New policy requires on-field players, personnel to stand for anthem

NFL owners have unanimously approved a new national anthem policy that requires players to stand if they are on the field during the performance but gives them the option to remain in the locker room if they prefer, it was announced Wednesday.

The new policy subjects teams to a fine if a player or any other team personnel do not show appropriate respect for the anthem. That includes any attempt to sit or kneel, as dozens of players have done during the past two seasons. Those teams will also have the option to fine any team personnel, including players, for the infraction.
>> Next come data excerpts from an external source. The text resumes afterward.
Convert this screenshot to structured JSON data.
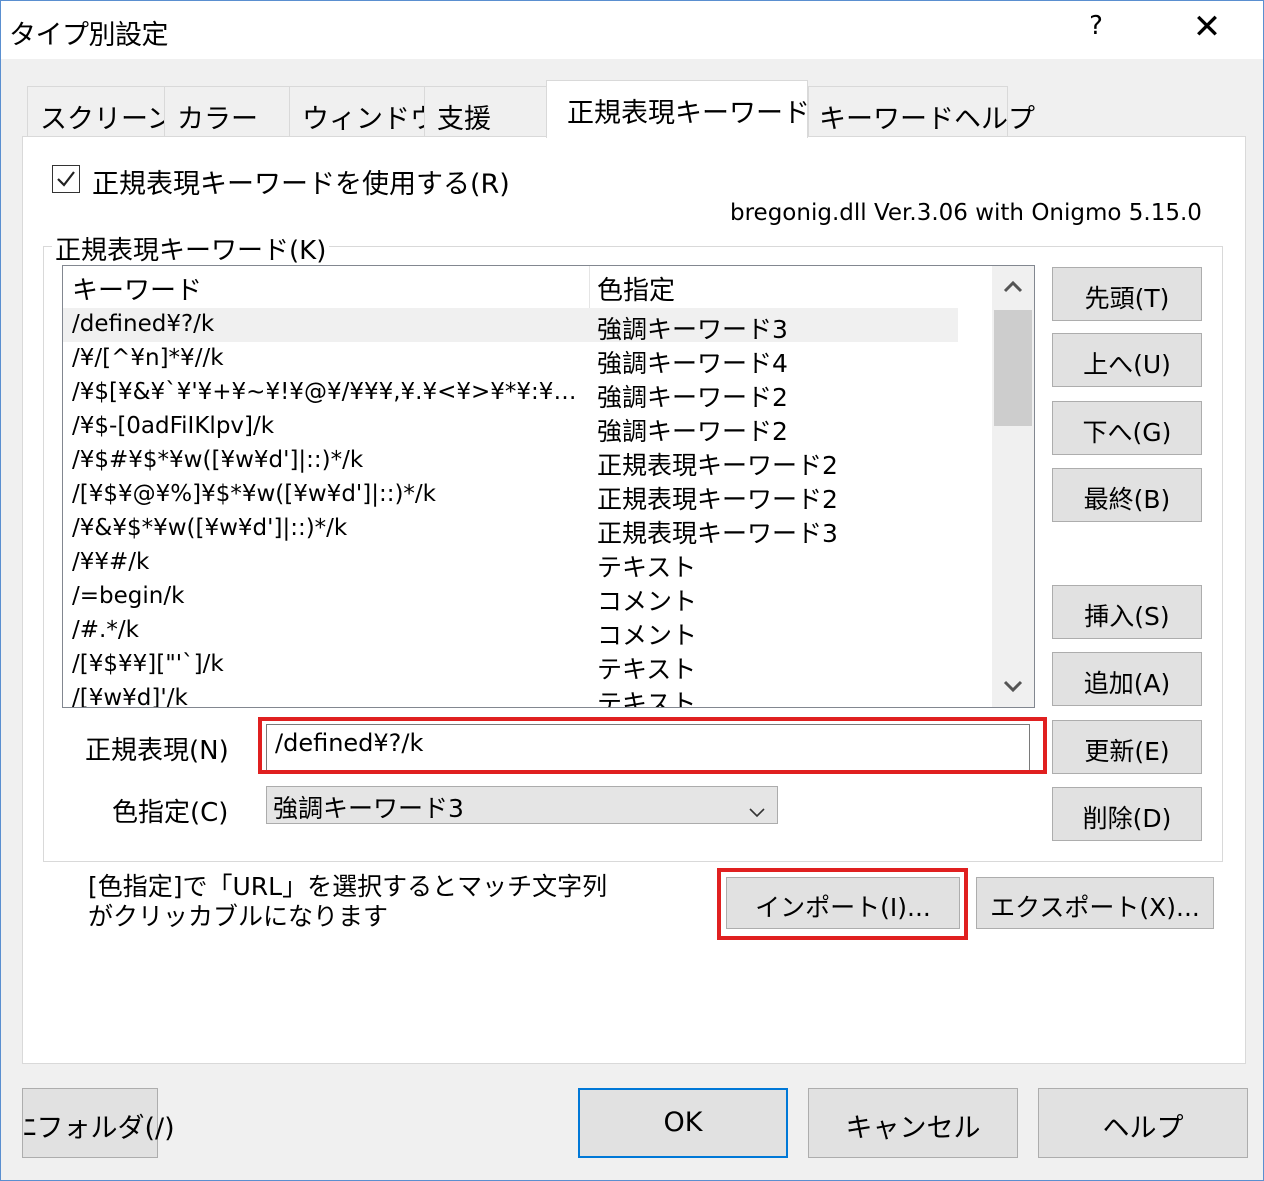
{
  "window": {
    "title": "タイプ別設定",
    "help_glyph": "?",
    "close_glyph": "✕"
  },
  "tabs": [
    {
      "label": "スクリーン"
    },
    {
      "label": "カラー"
    },
    {
      "label": "ウィンドウ"
    },
    {
      "label": "支援"
    },
    {
      "label": "正規表現キーワード"
    },
    {
      "label": "キーワードヘルプ"
    }
  ],
  "active_tab": "正規表現キーワード",
  "use_regex": {
    "label": "正規表現キーワードを使用する(R)",
    "checked": true
  },
  "version_text": "bregonig.dll Ver.3.06 with Onigmo 5.15.0",
  "group": {
    "legend": "正規表現キーワード(K)"
  },
  "list": {
    "columns": [
      "キーワード",
      "色指定"
    ],
    "rows": [
      {
        "keyword": "/defined¥?/k",
        "color": "強調キーワード3"
      },
      {
        "keyword": "/¥/[^¥n]*¥//k",
        "color": "強調キーワード4"
      },
      {
        "keyword": "/¥$[¥&¥`¥'¥+¥~¥!¥@¥/¥¥¥,¥.¥<¥>¥*¥:¥\"…",
        "color": "強調キーワード2"
      },
      {
        "keyword": "/¥$-[0adFiIKlpv]/k",
        "color": "強調キーワード2"
      },
      {
        "keyword": "/¥$#¥$*¥w([¥w¥d']|::)*/k",
        "color": "正規表現キーワード2"
      },
      {
        "keyword": "/[¥$¥@¥%]¥$*¥w([¥w¥d']|::)*/k",
        "color": "正規表現キーワード2"
      },
      {
        "keyword": "/¥&¥$*¥w([¥w¥d']|::)*/k",
        "color": "正規表現キーワード3"
      },
      {
        "keyword": "/¥¥#/k",
        "color": "テキスト"
      },
      {
        "keyword": "/=begin/k",
        "color": "コメント"
      },
      {
        "keyword": "/#.*/k",
        "color": "コメント"
      },
      {
        "keyword": "/[¥$¥¥][\"'`]/k",
        "color": "テキスト"
      },
      {
        "keyword": "/[¥w¥d]'/k",
        "color": "テキスト"
      }
    ],
    "selected_index": 0
  },
  "side_buttons": {
    "top": "先頭(T)",
    "up": "上へ(U)",
    "down": "下へ(G)",
    "last": "最終(B)",
    "insert": "挿入(S)",
    "add": "追加(A)",
    "update": "更新(E)",
    "delete": "削除(D)"
  },
  "regex_field": {
    "label": "正規表現(N)",
    "value": "/defined¥?/k"
  },
  "color_field": {
    "label": "色指定(C)",
    "value": "強調キーワード3"
  },
  "note": {
    "line1": "[色指定]で「URL」を選択するとマッチ文字列",
    "line2": "がクリッカブルになります"
  },
  "import_button": "インポート(I)...",
  "export_button": "エクスポート(X)...",
  "footer": {
    "folder": "ﾆフォルダ(/)",
    "ok": "OK",
    "cancel": "キャンセル",
    "help": "ヘルプ"
  },
  "colors": {
    "highlight_red": "#e02020",
    "window_border": "#5a8fd0"
  }
}
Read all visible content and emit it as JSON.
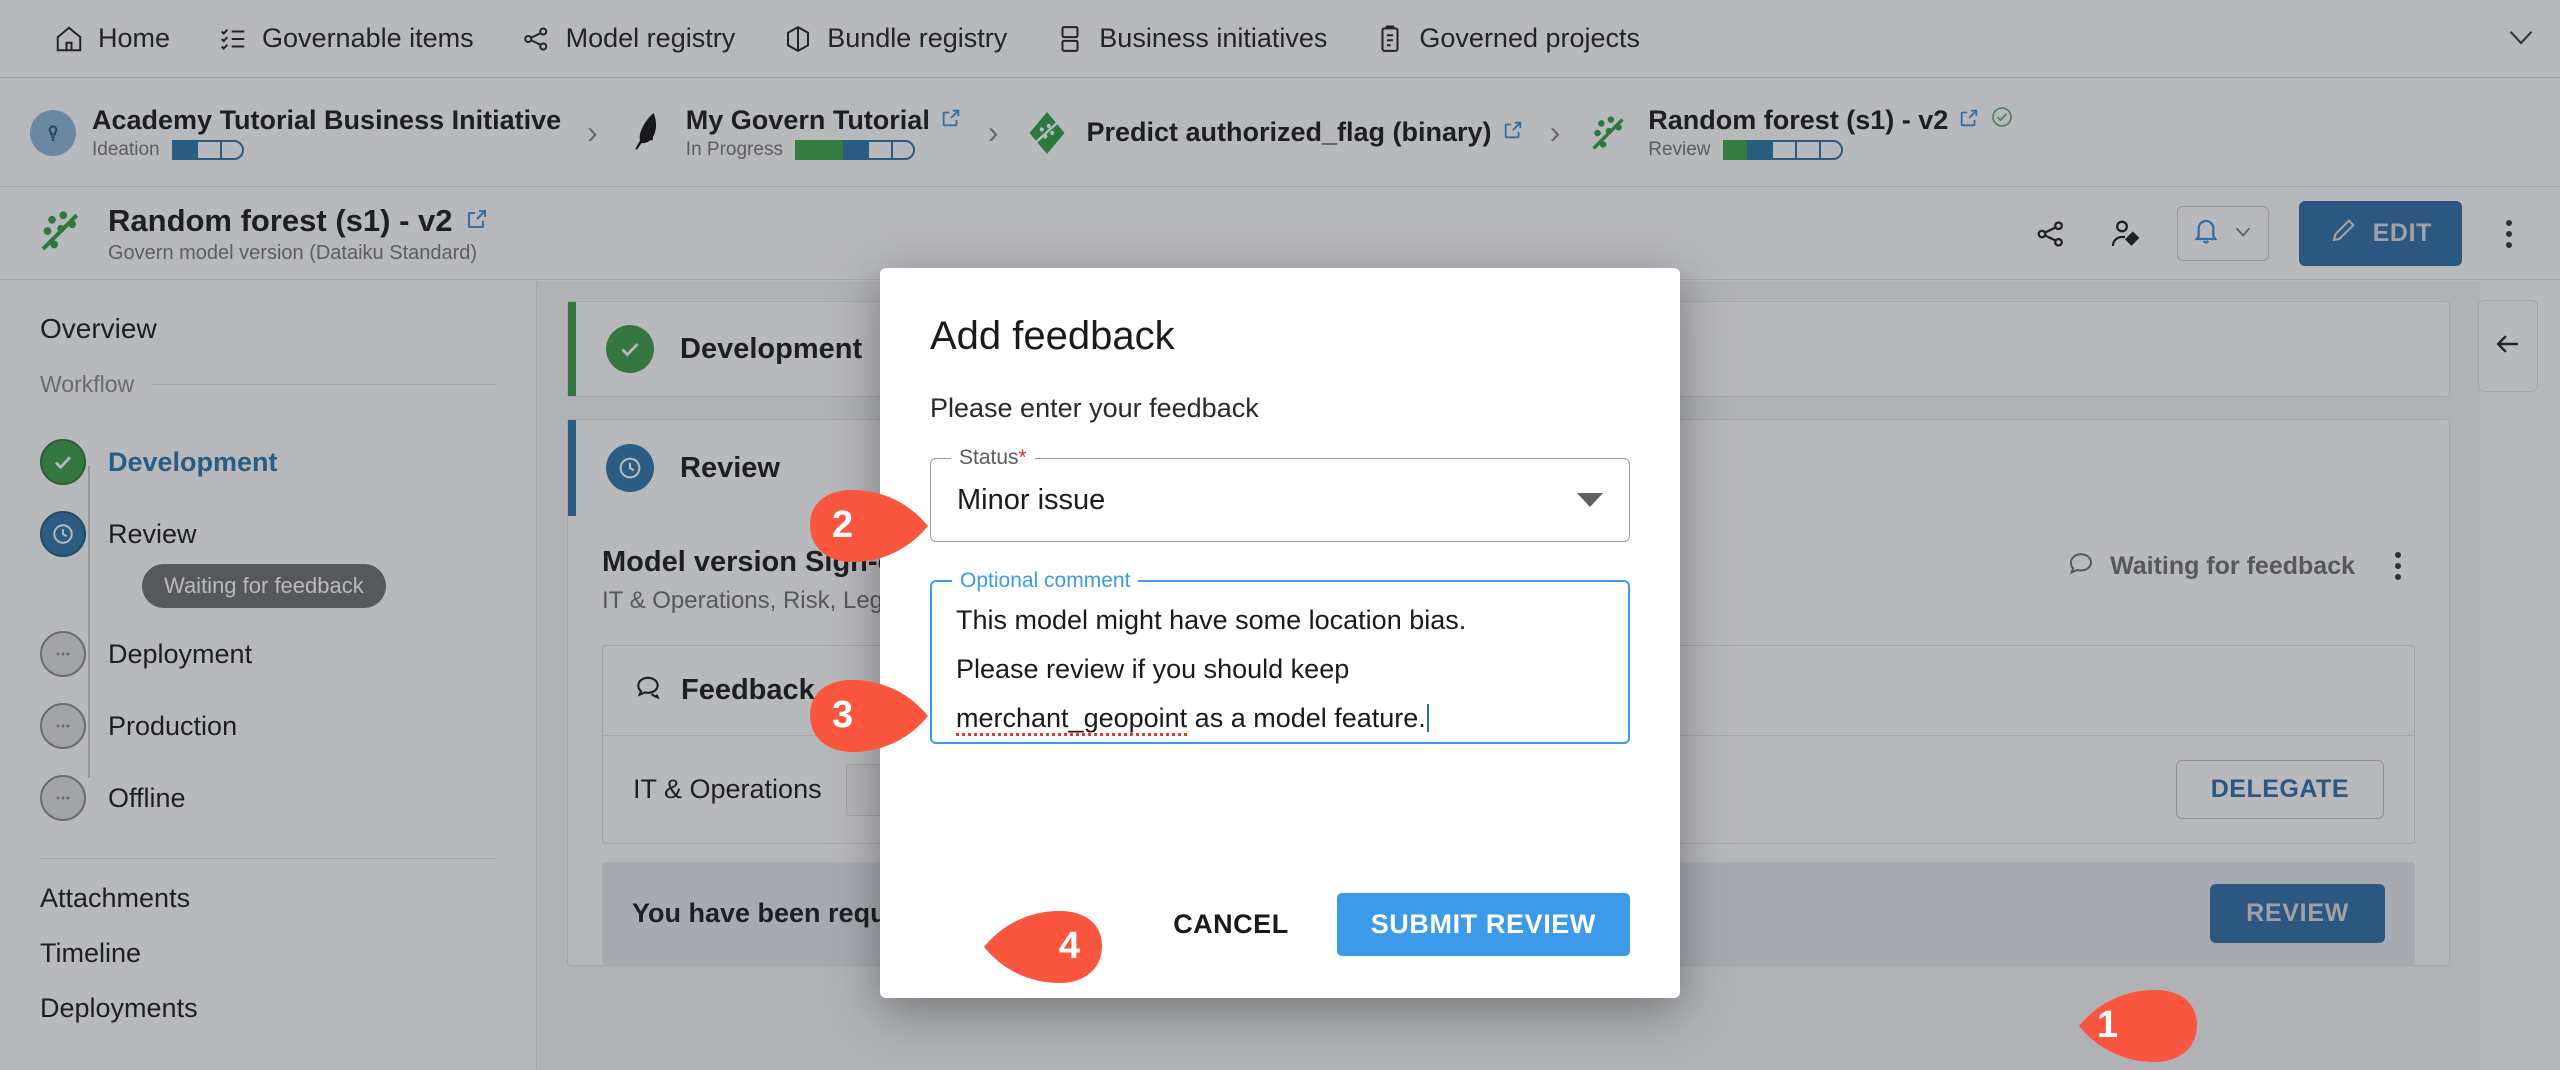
{
  "topnav": {
    "items": [
      {
        "label": "Home",
        "icon": "home-icon"
      },
      {
        "label": "Governable items",
        "icon": "checklist-icon"
      },
      {
        "label": "Model registry",
        "icon": "model-nodes-icon"
      },
      {
        "label": "Bundle registry",
        "icon": "cube-icon"
      },
      {
        "label": "Business initiatives",
        "icon": "initiatives-icon"
      },
      {
        "label": "Governed projects",
        "icon": "clipboard-icon"
      }
    ],
    "expand_icon": "chevron-down-icon"
  },
  "breadcrumb": {
    "items": [
      {
        "title": "Academy Tutorial Business Initiative",
        "status": "Ideation",
        "icon": "lightbulb-icon",
        "pips": [
          "blue",
          "empty",
          "empty"
        ],
        "external_link": false
      },
      {
        "title": "My Govern Tutorial",
        "status": "In Progress",
        "icon": "govern-feather-icon",
        "pips": [
          "green",
          "green",
          "blue",
          "empty",
          "empty"
        ],
        "external_link": true
      },
      {
        "title": "Predict authorized_flag (binary)",
        "status": "",
        "icon": "green-diamond-icon",
        "pips": [],
        "external_link": true
      },
      {
        "title": "Random forest (s1) - v2",
        "status": "Review",
        "icon": "scatter-model-icon",
        "pips": [
          "green",
          "blue",
          "empty",
          "empty",
          "empty"
        ],
        "external_link": true,
        "check_icon": true
      }
    ],
    "separator": "›"
  },
  "page_header": {
    "title": "Random forest (s1) - v2",
    "subtitle": "Govern model version (Dataiku Standard)",
    "icon": "scatter-model-icon",
    "external_link_icon": "external-link-icon",
    "actions": {
      "share_icon": "share-nodes-icon",
      "user_tag_icon": "user-tag-icon",
      "bell_icon": "bell-icon",
      "bell_caret_icon": "chevron-down-icon",
      "edit_label": "EDIT",
      "edit_icon": "pencil-icon",
      "more_icon": "kebab-menu-icon"
    }
  },
  "sidebar": {
    "overview": "Overview",
    "workflow_label": "Workflow",
    "workflow": [
      {
        "label": "Development",
        "state": "done",
        "active": true,
        "chip": null
      },
      {
        "label": "Review",
        "state": "current",
        "active": false,
        "chip": "Waiting for feedback"
      },
      {
        "label": "Deployment",
        "state": "pending",
        "active": false,
        "chip": null
      },
      {
        "label": "Production",
        "state": "pending",
        "active": false,
        "chip": null
      },
      {
        "label": "Offline",
        "state": "pending",
        "active": false,
        "chip": null
      }
    ],
    "links": [
      "Attachments",
      "Timeline",
      "Deployments"
    ]
  },
  "main": {
    "development_card": {
      "title": "Development",
      "state": "done"
    },
    "review_card": {
      "title": "Review",
      "state": "current"
    },
    "signoff": {
      "title": "Model version Sign-off",
      "subtitle": "IT & Operations, Risk, Legal and Compliance, Business Direction",
      "status_label": "Waiting for feedback",
      "status_icon": "comment-icon",
      "more_icon": "kebab-menu-icon"
    },
    "feedback": {
      "header": "Feedback",
      "header_icon": "comments-icon",
      "row_label": "IT & Operations",
      "delegate_label": "DELEGATE"
    },
    "notice": {
      "text": "You have been requested to review this object.",
      "review_label": "REVIEW"
    },
    "collapse_icon": "arrow-left-icon"
  },
  "modal": {
    "title": "Add feedback",
    "description": "Please enter your feedback",
    "status_field": {
      "legend": "Status",
      "required_marker": "*",
      "value": "Minor issue",
      "caret_icon": "caret-down-icon"
    },
    "comment_field": {
      "legend": "Optional comment",
      "lines": [
        "This model might have some location bias.",
        "Please review if you should keep",
        "merchant_geopoint as a model feature."
      ],
      "misspelled_word": "merchant_geopoint"
    },
    "cancel_label": "CANCEL",
    "submit_label": "SUBMIT REVIEW"
  },
  "callouts": [
    {
      "number": "1",
      "target": "review-button"
    },
    {
      "number": "2",
      "target": "status-field"
    },
    {
      "number": "3",
      "target": "comment-field"
    },
    {
      "number": "4",
      "target": "submit-review-button"
    }
  ],
  "colors": {
    "accent_blue": "#2e6ea6",
    "modal_blue": "#3d9ae8",
    "green": "#3d9c48",
    "callout_red": "#f9553f",
    "required_red": "#d03a2c"
  }
}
“This season, all league and team personnel shall stand and show respect for the flag and the Anthem,” NFL commissioner Roger Goodell said in a statement. “Personnel who choose not to stand for the Anthem may stay in the locker room until after the Anthem has been performed.

“We believe today’s decision will keep our focus on the game and the extraordinary athletes who play it — and on our fans who enjoy it.”

A vote took place at the conclusion of the league’s spring meetings and was approved by all 32 owners.

The requirement that all players be on the field during the playing of the national anthem will be removed from the league’s Game Operations Manual, allowing for those who wish not to stand to remain in the locker room or “a similar location off the field” until the playing of the national anthem is complete.

Goodell said the NFL is “dedicated to continuing our collaboration with players to advance the goals of justice and fairness in all corners of our society.”

After spending months in discussions, owners believe this found a compromise that will end sitting or kneeling with an edict that stops short of requiring every player to stand.

The previous policy required players to be on the field for the anthem but said only that they “should” stand. When then- San Francisco 49ers quarterback Colin Kaepernick began kneeling to protest police brutality in 2016, the league had no rule it could use to prevent it. The movement drew increasing criticism from President Donald Trump, as well as many fans, who believed it was a sign of disrespect toward the flag and country.

The new policy is an adjustment to the NFL’s game operations manual and thus does not need to be collectively bargained.